Because I suspect regular readers already have a sense of my political leanings, I would not have bothered to comment on our national debacle except that a CNN opinion piece from retired Lt.General Russel Honoré caught my eye. Honoré expressed his frustration with our elected leaders by calling for all of them to be shipped off to a boot camp at Camp Shelby, Mississippi and to stay there until they understood teamwork and sacrifice among other things. I’ll be honest. Honoré’s solution appeals to me emotionally on many levels despite being illegal and impractical. Of the more than 1500 comments on the article, more than 85% are in support which taps into the general feeling that our legislators are out of touch with the electorate and embarrassed us nationally last week.
Now, I would not have even mentioned Honoré’s opinion piece except it was answered by a Colonel Paul Yingling who argued that the fiasco we Americans witnessed was what the founding fathers intended and that Honoré is calling for “political re-education camps.” Yingling goes on to state that James Madison, considered the Father of the Constitution by many, would have welcomed this partisan brinksmanship display as the price of liberty.
To both men, I say I understand the importance of standing for something as opposed to standing for nothing. I do not, however, understand a thought process which says committing national fiscal suicide if one doesn’t get their way is mature and purposeful behavior.
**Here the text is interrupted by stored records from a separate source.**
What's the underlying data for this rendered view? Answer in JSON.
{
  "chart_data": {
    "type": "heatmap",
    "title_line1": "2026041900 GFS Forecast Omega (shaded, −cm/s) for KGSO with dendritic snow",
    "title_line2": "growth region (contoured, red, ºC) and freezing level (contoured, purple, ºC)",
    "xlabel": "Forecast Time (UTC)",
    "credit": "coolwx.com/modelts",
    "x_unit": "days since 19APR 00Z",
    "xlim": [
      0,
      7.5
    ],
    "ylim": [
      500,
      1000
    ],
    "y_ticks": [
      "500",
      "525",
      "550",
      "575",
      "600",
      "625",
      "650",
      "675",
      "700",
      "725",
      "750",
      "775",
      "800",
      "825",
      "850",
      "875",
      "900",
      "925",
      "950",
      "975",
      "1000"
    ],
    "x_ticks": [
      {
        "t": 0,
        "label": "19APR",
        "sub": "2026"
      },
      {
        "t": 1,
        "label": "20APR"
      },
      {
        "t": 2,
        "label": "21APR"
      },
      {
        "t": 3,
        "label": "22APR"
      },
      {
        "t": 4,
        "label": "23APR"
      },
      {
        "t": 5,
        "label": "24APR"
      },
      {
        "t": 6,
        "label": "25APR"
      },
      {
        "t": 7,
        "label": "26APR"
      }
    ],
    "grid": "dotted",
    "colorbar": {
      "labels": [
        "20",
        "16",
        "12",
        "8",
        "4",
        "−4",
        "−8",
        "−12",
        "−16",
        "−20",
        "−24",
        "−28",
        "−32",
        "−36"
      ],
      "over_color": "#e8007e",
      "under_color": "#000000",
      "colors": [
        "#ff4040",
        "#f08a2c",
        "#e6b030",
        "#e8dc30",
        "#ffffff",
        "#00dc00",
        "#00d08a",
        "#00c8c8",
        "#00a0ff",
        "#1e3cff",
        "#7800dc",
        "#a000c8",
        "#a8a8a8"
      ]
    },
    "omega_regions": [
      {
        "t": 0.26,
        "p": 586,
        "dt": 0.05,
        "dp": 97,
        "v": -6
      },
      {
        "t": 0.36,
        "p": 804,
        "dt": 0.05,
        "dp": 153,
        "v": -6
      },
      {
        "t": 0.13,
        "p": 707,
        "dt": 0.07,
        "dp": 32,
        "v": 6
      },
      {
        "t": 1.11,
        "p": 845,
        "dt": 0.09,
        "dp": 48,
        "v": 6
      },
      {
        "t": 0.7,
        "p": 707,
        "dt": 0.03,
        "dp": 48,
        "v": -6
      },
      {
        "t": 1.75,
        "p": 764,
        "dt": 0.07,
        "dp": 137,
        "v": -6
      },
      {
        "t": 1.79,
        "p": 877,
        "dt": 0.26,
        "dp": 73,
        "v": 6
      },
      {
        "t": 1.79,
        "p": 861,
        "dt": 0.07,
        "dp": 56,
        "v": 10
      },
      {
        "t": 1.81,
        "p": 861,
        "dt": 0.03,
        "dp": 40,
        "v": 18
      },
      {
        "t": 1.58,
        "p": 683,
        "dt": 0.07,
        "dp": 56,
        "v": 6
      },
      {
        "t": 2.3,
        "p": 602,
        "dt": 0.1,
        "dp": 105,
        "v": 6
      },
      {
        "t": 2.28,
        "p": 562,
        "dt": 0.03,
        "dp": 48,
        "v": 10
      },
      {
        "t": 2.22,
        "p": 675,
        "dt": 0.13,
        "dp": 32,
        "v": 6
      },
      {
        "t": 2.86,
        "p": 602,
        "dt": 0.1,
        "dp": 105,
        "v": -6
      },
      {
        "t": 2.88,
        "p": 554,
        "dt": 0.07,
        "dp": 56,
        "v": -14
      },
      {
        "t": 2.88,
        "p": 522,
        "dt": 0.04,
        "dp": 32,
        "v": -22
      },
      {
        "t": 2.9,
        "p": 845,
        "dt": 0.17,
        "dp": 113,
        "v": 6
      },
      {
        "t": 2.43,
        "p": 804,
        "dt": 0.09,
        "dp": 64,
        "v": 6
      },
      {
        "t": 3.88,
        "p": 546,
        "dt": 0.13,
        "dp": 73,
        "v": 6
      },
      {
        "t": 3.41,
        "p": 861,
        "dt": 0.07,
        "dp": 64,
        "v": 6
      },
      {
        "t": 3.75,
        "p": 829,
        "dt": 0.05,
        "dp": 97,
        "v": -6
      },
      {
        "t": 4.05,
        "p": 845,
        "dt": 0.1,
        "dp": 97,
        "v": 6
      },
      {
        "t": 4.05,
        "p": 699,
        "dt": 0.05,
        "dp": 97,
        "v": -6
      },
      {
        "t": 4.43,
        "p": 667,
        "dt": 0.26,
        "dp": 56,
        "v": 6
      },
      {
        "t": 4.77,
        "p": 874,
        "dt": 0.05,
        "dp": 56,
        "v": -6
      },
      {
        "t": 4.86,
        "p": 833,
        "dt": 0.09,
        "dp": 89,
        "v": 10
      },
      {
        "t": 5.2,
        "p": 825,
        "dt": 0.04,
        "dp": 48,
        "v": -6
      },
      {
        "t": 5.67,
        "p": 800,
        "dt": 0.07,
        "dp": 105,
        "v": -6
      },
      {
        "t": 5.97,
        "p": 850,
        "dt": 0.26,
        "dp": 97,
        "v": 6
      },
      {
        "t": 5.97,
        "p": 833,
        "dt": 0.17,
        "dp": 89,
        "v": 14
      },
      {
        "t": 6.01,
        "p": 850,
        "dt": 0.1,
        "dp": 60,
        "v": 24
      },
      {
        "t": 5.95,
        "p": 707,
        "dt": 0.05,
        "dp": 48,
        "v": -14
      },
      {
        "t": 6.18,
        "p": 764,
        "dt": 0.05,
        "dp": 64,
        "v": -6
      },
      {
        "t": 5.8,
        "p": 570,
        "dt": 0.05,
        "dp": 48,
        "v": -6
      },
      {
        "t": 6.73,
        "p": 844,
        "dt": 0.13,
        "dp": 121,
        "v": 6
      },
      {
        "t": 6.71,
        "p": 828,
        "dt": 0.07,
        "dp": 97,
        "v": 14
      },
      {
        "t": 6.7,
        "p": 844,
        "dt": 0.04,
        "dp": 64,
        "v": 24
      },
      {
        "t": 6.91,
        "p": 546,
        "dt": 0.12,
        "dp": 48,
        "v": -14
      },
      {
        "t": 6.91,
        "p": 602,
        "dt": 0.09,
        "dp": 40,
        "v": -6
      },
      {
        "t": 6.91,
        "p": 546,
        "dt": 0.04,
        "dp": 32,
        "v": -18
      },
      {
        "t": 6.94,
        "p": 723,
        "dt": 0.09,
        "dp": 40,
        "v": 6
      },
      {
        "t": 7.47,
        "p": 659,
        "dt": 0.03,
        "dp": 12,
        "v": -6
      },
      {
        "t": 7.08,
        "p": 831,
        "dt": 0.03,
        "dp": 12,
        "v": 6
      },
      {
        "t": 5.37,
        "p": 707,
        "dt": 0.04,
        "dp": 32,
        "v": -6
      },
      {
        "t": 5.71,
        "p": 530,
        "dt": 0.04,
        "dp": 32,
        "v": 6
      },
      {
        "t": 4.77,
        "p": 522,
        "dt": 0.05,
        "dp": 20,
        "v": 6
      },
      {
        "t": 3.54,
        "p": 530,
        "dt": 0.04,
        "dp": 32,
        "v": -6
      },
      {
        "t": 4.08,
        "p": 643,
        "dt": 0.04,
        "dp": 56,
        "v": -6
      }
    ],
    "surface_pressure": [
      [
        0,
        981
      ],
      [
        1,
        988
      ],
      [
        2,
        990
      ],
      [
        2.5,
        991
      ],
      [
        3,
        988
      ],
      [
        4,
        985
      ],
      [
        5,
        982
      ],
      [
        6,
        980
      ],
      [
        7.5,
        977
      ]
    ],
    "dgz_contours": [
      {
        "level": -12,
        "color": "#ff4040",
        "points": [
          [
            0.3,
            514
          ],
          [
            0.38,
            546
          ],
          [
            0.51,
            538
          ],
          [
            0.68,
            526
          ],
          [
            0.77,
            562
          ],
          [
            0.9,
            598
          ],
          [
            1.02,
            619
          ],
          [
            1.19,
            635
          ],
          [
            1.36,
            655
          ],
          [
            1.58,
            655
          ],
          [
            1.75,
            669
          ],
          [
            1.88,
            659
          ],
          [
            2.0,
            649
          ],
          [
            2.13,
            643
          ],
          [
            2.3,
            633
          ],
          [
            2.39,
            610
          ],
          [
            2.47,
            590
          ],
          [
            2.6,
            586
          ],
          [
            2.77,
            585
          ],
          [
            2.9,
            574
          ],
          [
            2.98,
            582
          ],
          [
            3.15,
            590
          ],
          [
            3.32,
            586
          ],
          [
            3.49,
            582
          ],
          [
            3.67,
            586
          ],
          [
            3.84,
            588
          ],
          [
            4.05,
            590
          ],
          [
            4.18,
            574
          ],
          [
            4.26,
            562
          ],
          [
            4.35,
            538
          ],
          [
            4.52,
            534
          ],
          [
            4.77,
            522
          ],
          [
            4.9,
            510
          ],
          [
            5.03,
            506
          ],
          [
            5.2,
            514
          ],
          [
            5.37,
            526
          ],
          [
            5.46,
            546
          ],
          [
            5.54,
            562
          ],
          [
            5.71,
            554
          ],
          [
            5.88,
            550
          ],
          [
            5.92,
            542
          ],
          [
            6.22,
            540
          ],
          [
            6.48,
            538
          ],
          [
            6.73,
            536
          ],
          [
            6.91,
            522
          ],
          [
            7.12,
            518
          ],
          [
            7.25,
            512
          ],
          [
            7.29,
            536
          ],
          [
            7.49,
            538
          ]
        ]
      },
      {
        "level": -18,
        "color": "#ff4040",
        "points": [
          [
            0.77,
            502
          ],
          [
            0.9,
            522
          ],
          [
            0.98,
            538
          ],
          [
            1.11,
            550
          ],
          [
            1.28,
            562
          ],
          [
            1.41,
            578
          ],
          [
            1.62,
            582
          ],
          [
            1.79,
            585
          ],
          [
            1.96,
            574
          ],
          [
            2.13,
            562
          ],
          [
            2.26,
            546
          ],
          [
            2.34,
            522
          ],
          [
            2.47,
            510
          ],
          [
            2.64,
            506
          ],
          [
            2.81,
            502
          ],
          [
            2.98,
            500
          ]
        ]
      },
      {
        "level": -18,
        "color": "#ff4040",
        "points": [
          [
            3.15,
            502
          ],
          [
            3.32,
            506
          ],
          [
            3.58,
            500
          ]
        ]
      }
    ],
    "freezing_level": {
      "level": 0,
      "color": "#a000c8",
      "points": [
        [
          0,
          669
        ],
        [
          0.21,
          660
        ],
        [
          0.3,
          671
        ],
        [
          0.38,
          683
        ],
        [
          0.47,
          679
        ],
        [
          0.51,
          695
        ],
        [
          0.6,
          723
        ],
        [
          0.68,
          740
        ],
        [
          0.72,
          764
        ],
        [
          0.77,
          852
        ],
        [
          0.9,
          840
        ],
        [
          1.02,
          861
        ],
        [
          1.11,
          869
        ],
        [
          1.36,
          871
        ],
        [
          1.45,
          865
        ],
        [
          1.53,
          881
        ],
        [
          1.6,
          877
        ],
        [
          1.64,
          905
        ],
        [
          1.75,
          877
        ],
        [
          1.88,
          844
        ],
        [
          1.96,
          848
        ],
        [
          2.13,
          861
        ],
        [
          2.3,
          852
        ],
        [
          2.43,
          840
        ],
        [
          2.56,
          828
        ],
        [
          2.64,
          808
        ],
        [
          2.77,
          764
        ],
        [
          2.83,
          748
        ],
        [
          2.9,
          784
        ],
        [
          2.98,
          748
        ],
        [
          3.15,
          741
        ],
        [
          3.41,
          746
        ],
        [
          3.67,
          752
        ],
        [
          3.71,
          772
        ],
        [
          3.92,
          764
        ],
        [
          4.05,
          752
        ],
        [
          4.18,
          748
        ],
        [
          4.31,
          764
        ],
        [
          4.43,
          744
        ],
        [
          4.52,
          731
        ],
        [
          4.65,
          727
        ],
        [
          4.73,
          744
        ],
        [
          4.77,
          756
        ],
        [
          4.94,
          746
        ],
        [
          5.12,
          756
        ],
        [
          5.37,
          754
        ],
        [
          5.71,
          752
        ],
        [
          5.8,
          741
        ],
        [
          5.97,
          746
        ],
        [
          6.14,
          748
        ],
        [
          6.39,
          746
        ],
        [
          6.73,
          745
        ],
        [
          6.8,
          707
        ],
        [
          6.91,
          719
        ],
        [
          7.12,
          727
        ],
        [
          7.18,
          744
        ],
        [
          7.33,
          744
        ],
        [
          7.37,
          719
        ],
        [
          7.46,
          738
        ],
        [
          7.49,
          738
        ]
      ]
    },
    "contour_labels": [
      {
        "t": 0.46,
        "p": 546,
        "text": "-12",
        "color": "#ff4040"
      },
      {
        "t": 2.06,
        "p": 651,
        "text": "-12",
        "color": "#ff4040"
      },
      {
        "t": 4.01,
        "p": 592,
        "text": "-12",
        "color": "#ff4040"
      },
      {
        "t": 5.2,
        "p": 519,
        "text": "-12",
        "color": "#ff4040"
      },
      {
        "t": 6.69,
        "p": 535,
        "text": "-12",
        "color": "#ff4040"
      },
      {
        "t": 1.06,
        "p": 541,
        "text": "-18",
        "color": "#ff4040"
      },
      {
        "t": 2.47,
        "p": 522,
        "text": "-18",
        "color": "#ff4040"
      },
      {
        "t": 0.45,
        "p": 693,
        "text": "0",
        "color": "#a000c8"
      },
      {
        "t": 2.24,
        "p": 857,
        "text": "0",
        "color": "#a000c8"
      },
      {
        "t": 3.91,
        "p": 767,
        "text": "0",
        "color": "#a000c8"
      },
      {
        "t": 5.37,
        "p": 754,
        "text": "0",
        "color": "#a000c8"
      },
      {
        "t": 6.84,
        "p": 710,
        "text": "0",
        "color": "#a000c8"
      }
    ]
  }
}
The bottom line is that our representatives didn’t serve the nation well last week and maybe a “time-out” similar to what one gives a misbehaving child is needed. What Honoré called for is illegal, but it voices a shared frustration that our leaders acted like children and should be treated as such. Finally, I would remind Colonel Yingling that if someone had given Vice President Aaron Burr a “time out,” he might not have killed former Treasury Secretary Alexander Hamilton over a political dispute despite what the founding fathers intended. But then again, maybe to Colonel Yingling, that too is the price of liberty.